Completamente. Mas surge sempre a velha questão expetativa VS realidade. De um lado estão a Jennifer Lawrence, a Scarlett Johansson e a Jessica Biel. Do outro estou eu.

“Está a passar por uma separação? Está a sofrer de solidão que a torna incapaz? Está a passar por uma separação e por solidão que a deixa incapaz e não consegue decidir qual é que veio primeiro?”
Sim, estava na iminencia de uma separação. Num processo de alienação de quem não se quer chatear, decidi que o mais sensato seria dirigir-me ao melhor cabeleireiro e mudar de visual.

“Sente que a franja vai disfarçar as suas inseguranças mais profundas, bem como o acne da testa, levando-a a pensar que estes dois prós superam o contra relacionado com o facto de não ter uma boa cara para ter franja?”
Não tenho acne, tenho uma cara que, segundo as indicações estéticas, corresponde ao formato ideal para usar franjas. E, sim, como ser humano, tenho inseguranças que a franja ajuda a esconder, porque funciona como acessório permanente, capaz de conferir algum estilo nos dias em que não ganha vida própria. Gosto de achar que funciona como uma espécie de statment, que transmite a seguinte mensagem: “Eu não tenho medo de arriscar e de passar meia dúzia de meses a sentir-me um cão de água, caso a franja corra mal, porque tenho uma confiança e segurança inabaláveis.”

“Está a considerar mudar de look, fazer as malas e mudar-se para um sítio para abrir uma loja de livros, apesar de saber que seria uma péssima ideia porque negócios pequenos são muito duros, mas acabou de ver o “Youve Got Mail” e quer viver a vida charmosa ao estilo de Kathleen Kelly?”
Gosto muito do “You’ve Got Mail”, adoro o estilo da Meg Ryan e amo a sua pequena loja de livros, bem como a história de amor atribulada com Tom Hanks. Mas tenho como referência o “500 Dias de Summer” porque a Zooey Deschanel é mesmo um máximo e há músicas dos The Smiths.

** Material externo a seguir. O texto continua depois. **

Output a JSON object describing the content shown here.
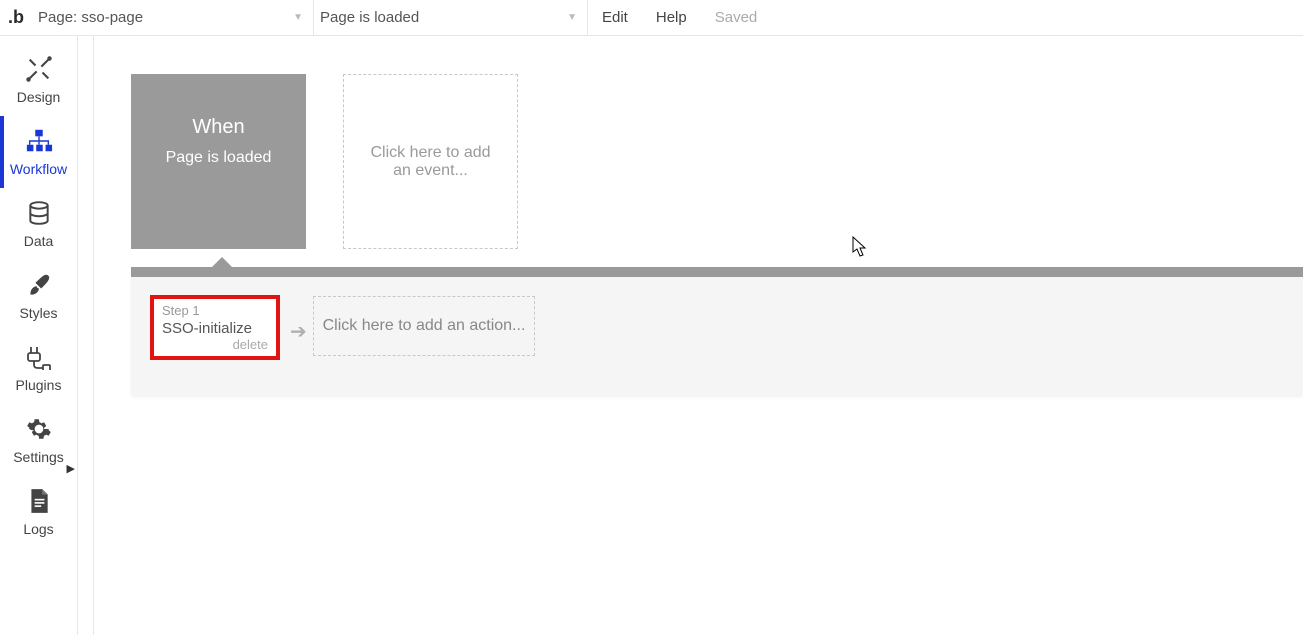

“Está a tentar ser incógnita para voar para fora do país, fugindo de um crime que pode ou não ter sido cometido e, claro, foi só um acidente, mas quem é que vai acreditar em si?”
Também não. Mas é comum pôr uns óculos de sol e vestir um sobretudo que, conjugados com a franja, conferem-me um ar simultaneamente, anónimo e suspeito, tornando impossível reconhecerem-me na rua, apesar de ser uma pessoa absolutamente anónima e de ninguém querer saber de mim. Manias.

“Está a espera que a sua franja a ajude a evitar contacto visual com toda a gente que conhece porque alguém uma vez disse que os olhos eram as janelas para a alma e, se os olhos são as janelas para a alma, a franja funciona como as cortinas e, se conseguir manter as cortinas para baixo ninguém vai conseguir olhar tempo suficiente para si e apaixonar-se e assim evita partir o coração, o que ultimamente é o maior medo da sua vida?”
Já disse: a única coisa que quero esconder com a franja são as sobrancelhas permanentemente mal arranjadas.